Sicuramente il suo nome e quello della sua impresa non vi dicono
niente. Eppure nelle sue mani passano la gran parte degli alimenti che
riuscite a immaginare. Cargill è una delle quattro compagnie che
controllano il 70% del commercio mondiale del cibo. Mentre il mondo
affronta la più grande crisi alimentare da decenni, loro fanno cassa
“leggendo i mercati”….. Funziona così.Voi non lo sapete, ma il pane
della vostra colazione è una merce con più valore del petrolio. La
farina con cui è fatto si chiama Cargill. Vi dice qualcosa? E si chiama
Cargill anche il grasso del burro che spalmate sul pane e il glucosio
della marmellata.Cargill è il mangime che ha ingrassato la vacca da
latte e la gallina che ha fatto le uova che friggiamo in padella.
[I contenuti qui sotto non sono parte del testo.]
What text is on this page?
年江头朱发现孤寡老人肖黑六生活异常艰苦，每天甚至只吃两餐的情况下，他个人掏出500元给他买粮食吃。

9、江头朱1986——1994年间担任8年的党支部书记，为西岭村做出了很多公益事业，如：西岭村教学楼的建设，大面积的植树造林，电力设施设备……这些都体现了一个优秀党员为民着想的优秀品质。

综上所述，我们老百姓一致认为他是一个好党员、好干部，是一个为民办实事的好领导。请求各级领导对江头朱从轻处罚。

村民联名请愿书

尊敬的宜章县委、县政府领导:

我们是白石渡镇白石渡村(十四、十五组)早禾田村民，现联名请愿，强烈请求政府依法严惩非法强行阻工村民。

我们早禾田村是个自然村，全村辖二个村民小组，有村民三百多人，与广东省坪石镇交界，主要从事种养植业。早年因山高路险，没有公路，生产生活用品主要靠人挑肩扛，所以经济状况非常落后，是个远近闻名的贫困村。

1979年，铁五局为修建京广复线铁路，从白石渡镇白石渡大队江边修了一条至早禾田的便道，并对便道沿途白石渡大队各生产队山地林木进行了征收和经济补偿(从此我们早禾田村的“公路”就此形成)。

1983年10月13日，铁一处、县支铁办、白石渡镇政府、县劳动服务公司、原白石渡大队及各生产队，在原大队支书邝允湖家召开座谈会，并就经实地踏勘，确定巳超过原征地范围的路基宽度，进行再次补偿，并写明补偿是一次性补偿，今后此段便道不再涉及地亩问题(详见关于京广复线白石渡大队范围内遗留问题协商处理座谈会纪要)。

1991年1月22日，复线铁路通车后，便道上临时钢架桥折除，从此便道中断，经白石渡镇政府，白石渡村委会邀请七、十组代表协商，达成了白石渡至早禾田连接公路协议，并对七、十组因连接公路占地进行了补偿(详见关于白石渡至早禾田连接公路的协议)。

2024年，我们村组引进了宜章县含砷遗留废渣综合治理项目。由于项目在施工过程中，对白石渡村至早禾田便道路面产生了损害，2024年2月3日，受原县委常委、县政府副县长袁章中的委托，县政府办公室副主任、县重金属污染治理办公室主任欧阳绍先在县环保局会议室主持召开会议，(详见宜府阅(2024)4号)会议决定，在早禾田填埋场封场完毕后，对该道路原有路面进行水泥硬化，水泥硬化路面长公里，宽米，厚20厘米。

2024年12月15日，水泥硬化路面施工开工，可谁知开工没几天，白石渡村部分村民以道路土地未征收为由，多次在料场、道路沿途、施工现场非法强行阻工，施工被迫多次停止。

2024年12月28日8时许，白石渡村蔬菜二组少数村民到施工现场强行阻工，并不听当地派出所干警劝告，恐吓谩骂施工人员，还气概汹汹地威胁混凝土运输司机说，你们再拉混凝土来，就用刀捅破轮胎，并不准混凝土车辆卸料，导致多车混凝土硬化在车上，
Cargill è il chicco di caffè e il seme di cacao; la fibra dei biscotti e
l’olio di soia. Il dolcificante delle bibite, la carne dell’hamburger,
la farina della pasta? Cargil. E il mais dei nachos, il girasole
dell’olio, il fosfato dei fertilizzanti…?
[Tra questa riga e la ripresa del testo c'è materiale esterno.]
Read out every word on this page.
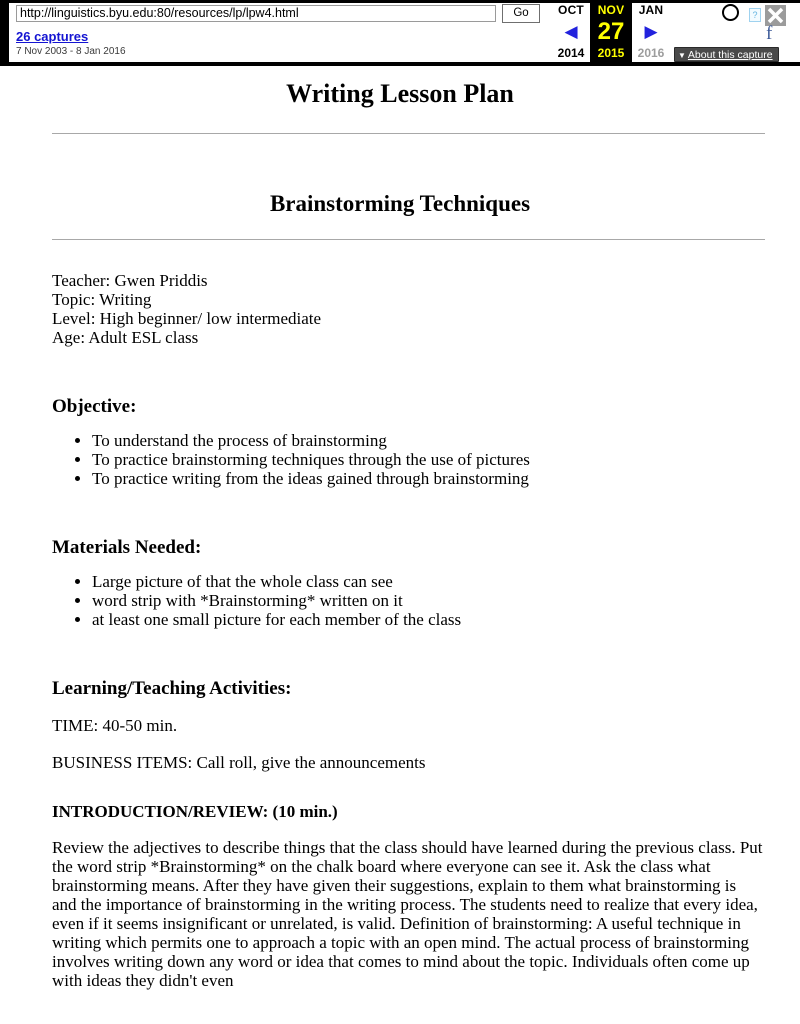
http://linguistics.byu.edu:80/resources/lp/lpw4.html
Go
26 captures
7 Nov 2003 - 8 Jan 2016
OCT
◀
2014
NOV
27
2015
JAN
▶
2016
?
f
▼ About this capture
Writing Lesson Plan
Brainstorming Techniques
Teacher: Gwen Priddis
Topic: Writing
Level: High beginner/ low intermediate
Age: Adult ESL class
Objective:
• To understand the process of brainstorming
• To practice brainstorming techniques through the use of pictures
• To practice writing from the ideas gained through brainstorming
Materials Needed:
• Large picture of that the whole class can see
• word strip with *Brainstorming* written on it
• at least one small picture for each member of the class
Learning/Teaching Activities:

TIME: 40-50 min.

BUSINESS ITEMS: Call roll, give the announcements

INTRODUCTION/REVIEW: (10 min.)

Review the adjectives to describe things that the class should have learned during the previous class. Put the word strip *Brainstorming* on the chalk board where everyone can see it. Ask the class what brainstorming means. After they have given their suggestions, explain to them what brainstorming is and the importance of brainstorming in the writing process. The students need to realize that every idea, even if it seems insignificant or unrelated, is valid. Definition of brainstorming: A useful technique in writing which permits one to approach a topic with an open mind. The actual process of brainstorming involves writing down any word or idea that comes to mind about the topic. Individuals often come up with ideas they didn't even
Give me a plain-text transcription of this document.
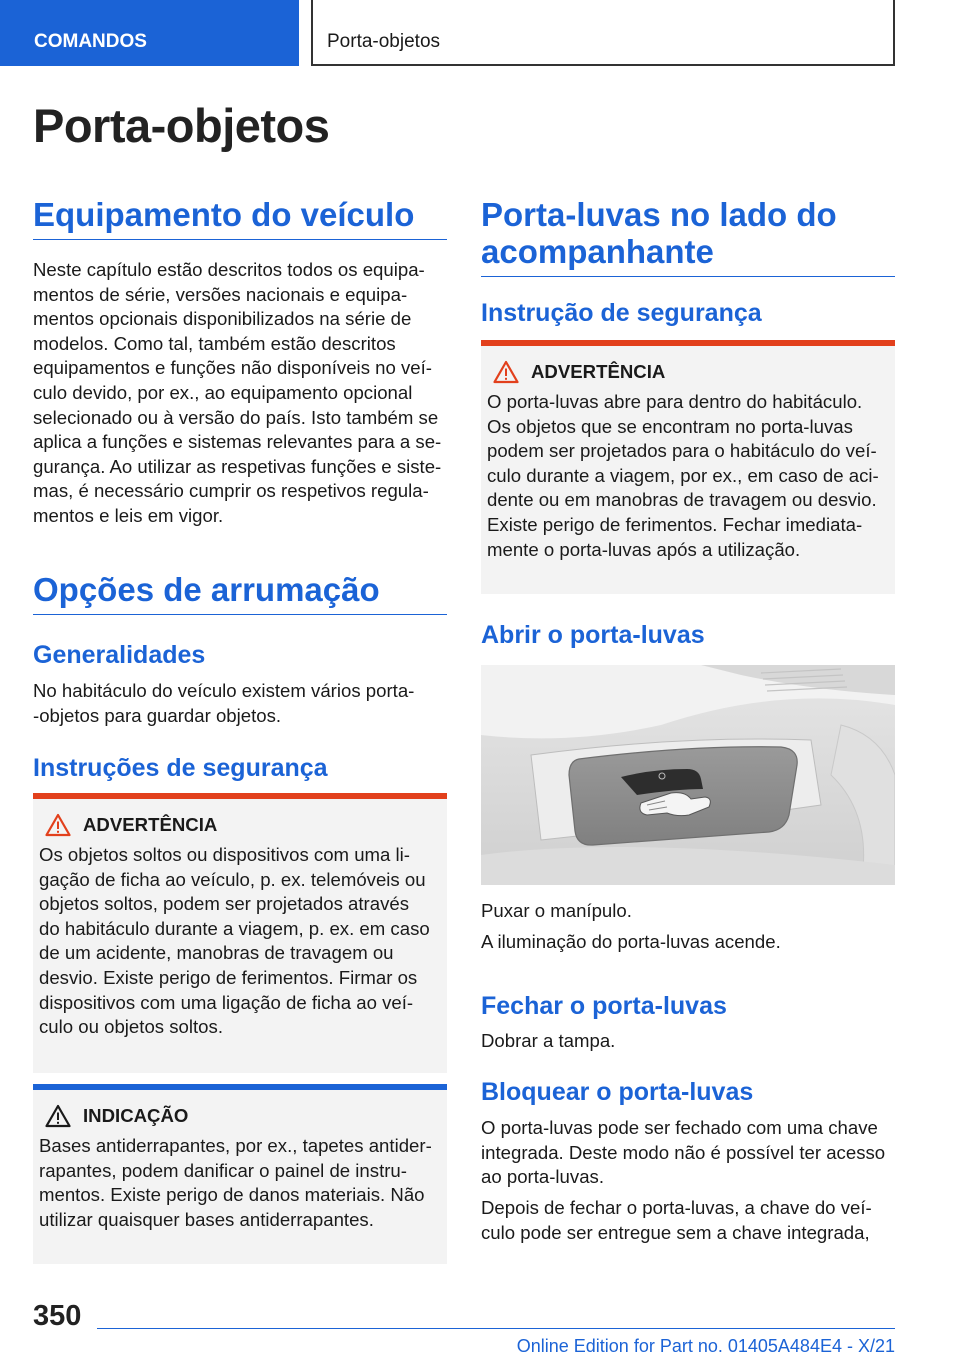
COMANDOS	Porta-objetos
Porta-objetos
Equipamento do veículo

Neste capítulo estão descritos todos os equipa-
mentos de série, versões nacionais e equipa-
mentos opcionais disponibilizados na série de
modelos. Como tal, também estão descritos
equipamentos e funções não disponíveis no veí-
culo devido, por ex., ao equipamento opcional
selecionado ou à versão do país. Isto também se
aplica a funções e sistemas relevantes para a se-
gurança. Ao utilizar as respetivas funções e siste-
mas, é necessário cumprir os respetivos regula-
mentos e leis em vigor.

Opções de arrumação
Generalidades

No habitáculo do veículo existem vários porta-
-objetos para guardar objetos.

Instruções de segurança
ADVERTÊNCIA

Os objetos soltos ou dispositivos com uma li-
gação de ficha ao veículo, p. ex. telemóveis ou
objetos soltos, podem ser projetados através
do habitáculo durante a viagem, p. ex. em caso
de um acidente, manobras de travagem ou
desvio. Existe perigo de ferimentos. Firmar os
dispositivos com uma ligação de ficha ao veí-
culo ou objetos soltos.

INDICAÇÃO

Bases antiderrapantes, por ex., tapetes antider-
rapantes, podem danificar o painel de instru-
mentos. Existe perigo de danos materiais. Não
utilizar quaisquer bases antiderrapantes.

Porta-luvas no lado do
acompanhante
Instrução de segurança
ADVERTÊNCIA

O porta-luvas abre para dentro do habitáculo.
Os objetos que se encontram no porta-luvas
podem ser projetados para o habitáculo do veí-
culo durante a viagem, por ex., em caso de aci-
dente ou em manobras de travagem ou desvio.
Existe perigo de ferimentos. Fechar imediata-
mente o porta-luvas após a utilização.

Abrir o porta-luvas

Puxar o manípulo.

A iluminação do porta-luvas acende.

Fechar o porta-luvas

Dobrar a tampa.

Bloquear o porta-luvas

O porta-luvas pode ser fechado com uma chave
integrada. Deste modo não é possível ter acesso
ao porta-luvas.

Depois de fechar o porta-luvas, a chave do veí-
culo pode ser entregue sem a chave integrada,

350
Online Edition for Part no. 01405A484E4 - X/21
E l’amido che le industrie del petrolio raffinano per convertirlo in etanolo e mescolarlo alla benzina? Indovinate.
NON CERCATE MARCHE O ETICHETTE NON LE TROVERETEE l’amido che le industrie del petrolio raffinano per convertirlo in etanolo e mescolarlo alla benzina? Indovinate.
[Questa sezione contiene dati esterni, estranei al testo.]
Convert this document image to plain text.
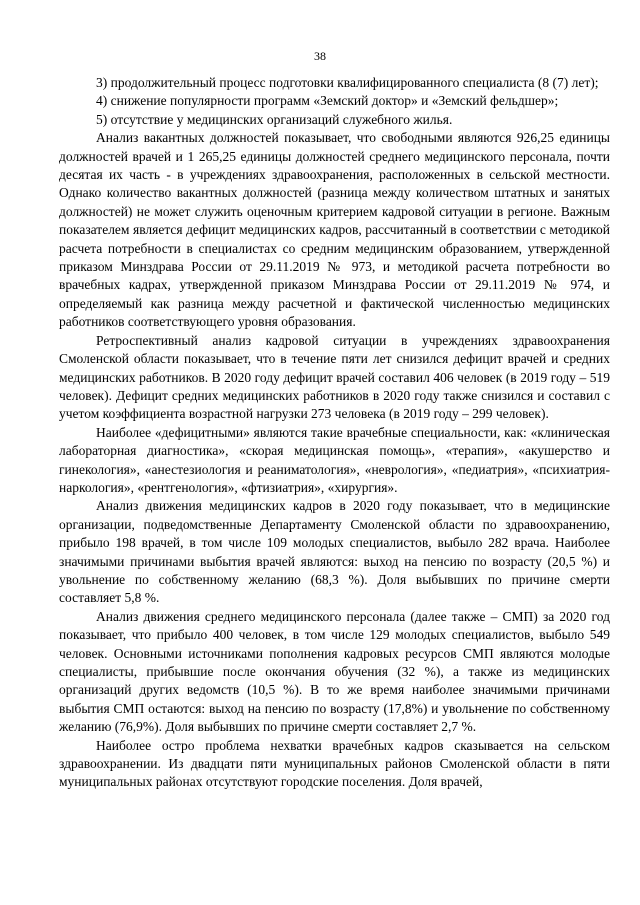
38

3) продолжительный процесс подготовки квалифицированного специалиста (8 (7) лет);

4) снижение популярности программ «Земский доктор» и «Земский фельдшер»;

5) отсутствие у медицинских организаций служебного жилья.

Анализ вакантных должностей показывает, что свободными являются 926,25 единицы должностей врачей и 1 265,25 единицы должностей среднего медицинского персонала, почти десятая их часть - в учреждениях здравоохранения, расположенных в сельской местности. Однако количество вакантных должностей (разница между количеством штатных и занятых должностей) не может служить оценочным критерием кадровой ситуации в регионе. Важным показателем является дефицит медицинских кадров, рассчитанный в соответствии с методикой расчета потребности в специалистах со средним медицинским образованием, утвержденной приказом Минздрава России от 29.11.2019 № 973, и методикой расчета потребности во врачебных кадрах, утвержденной приказом Минздрава России от 29.11.2019 № 974, и определяемый как разница между расчетной и фактической численностью медицинских работников соответствующего уровня образования.

Ретроспективный анализ кадровой ситуации в учреждениях здравоохранения Смоленской области показывает, что в течение пяти лет снизился дефицит врачей и средних медицинских работников. В 2020 году дефицит врачей составил 406 человек (в 2019 году – 519 человек). Дефицит средних медицинских работников в 2020 году также снизился и составил с учетом коэффициента возрастной нагрузки 273 человека (в 2019 году – 299 человек).

Наиболее «дефицитными» являются такие врачебные специальности, как: «клиническая лабораторная диагностика», «скорая медицинская помощь», «терапия», «акушерство и гинекология», «анестезиология и реаниматология», «неврология», «педиатрия», «психиатрия-наркология», «рентгенология», «фтизиатрия», «хирургия».

Анализ движения медицинских кадров в 2020 году показывает, что в медицинские организации, подведомственные Департаменту Смоленской области по здравоохранению, прибыло 198 врачей, в том числе 109 молодых специалистов, выбыло 282 врача. Наиболее значимыми причинами выбытия врачей являются: выход на пенсию по возрасту (20,5 %) и увольнение по собственному желанию (68,3 %). Доля выбывших по причине смерти составляет 5,8 %.

Анализ движения среднего медицинского персонала (далее также – СМП) за 2020 год показывает, что прибыло 400 человек, в том числе 129 молодых специалистов, выбыло 549 человек. Основными источниками пополнения кадровых ресурсов СМП являются молодые специалисты, прибывшие после окончания обучения (32 %), а также из медицинских организаций других ведомств (10,5 %). В то же время наиболее значимыми причинами выбытия СМП остаются: выход на пенсию по возрасту (17,8%) и увольнение по собственному желанию (76,9%). Доля выбывших по причине смерти составляет 2,7 %.

Наиболее остро проблема нехватки врачебных кадров сказывается на сельском здравоохранении. Из двадцати пяти муниципальных районов Смоленской области в пяти муниципальных районах отсутствуют городские поселения. Доля врачей,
Cargill ha attraversato la storia in punta di piedi. Com’è
possibile che un’impresa fondata nel 1865, con 131.000 impiegati divisi
in 67 paesi, con un fatturato annuo di 120.000 milioni di dollari,
quattro volte quello di Coca-Cola e cinque quello di McDonald sia così
sconosciuta? Come si spiega che una compagnia così gigantesca,
con conti che superano l’economia del Kuwait, del Perù e di altri 80
paesi, sia passata inosservata? In parte perché è un’impresa familiare.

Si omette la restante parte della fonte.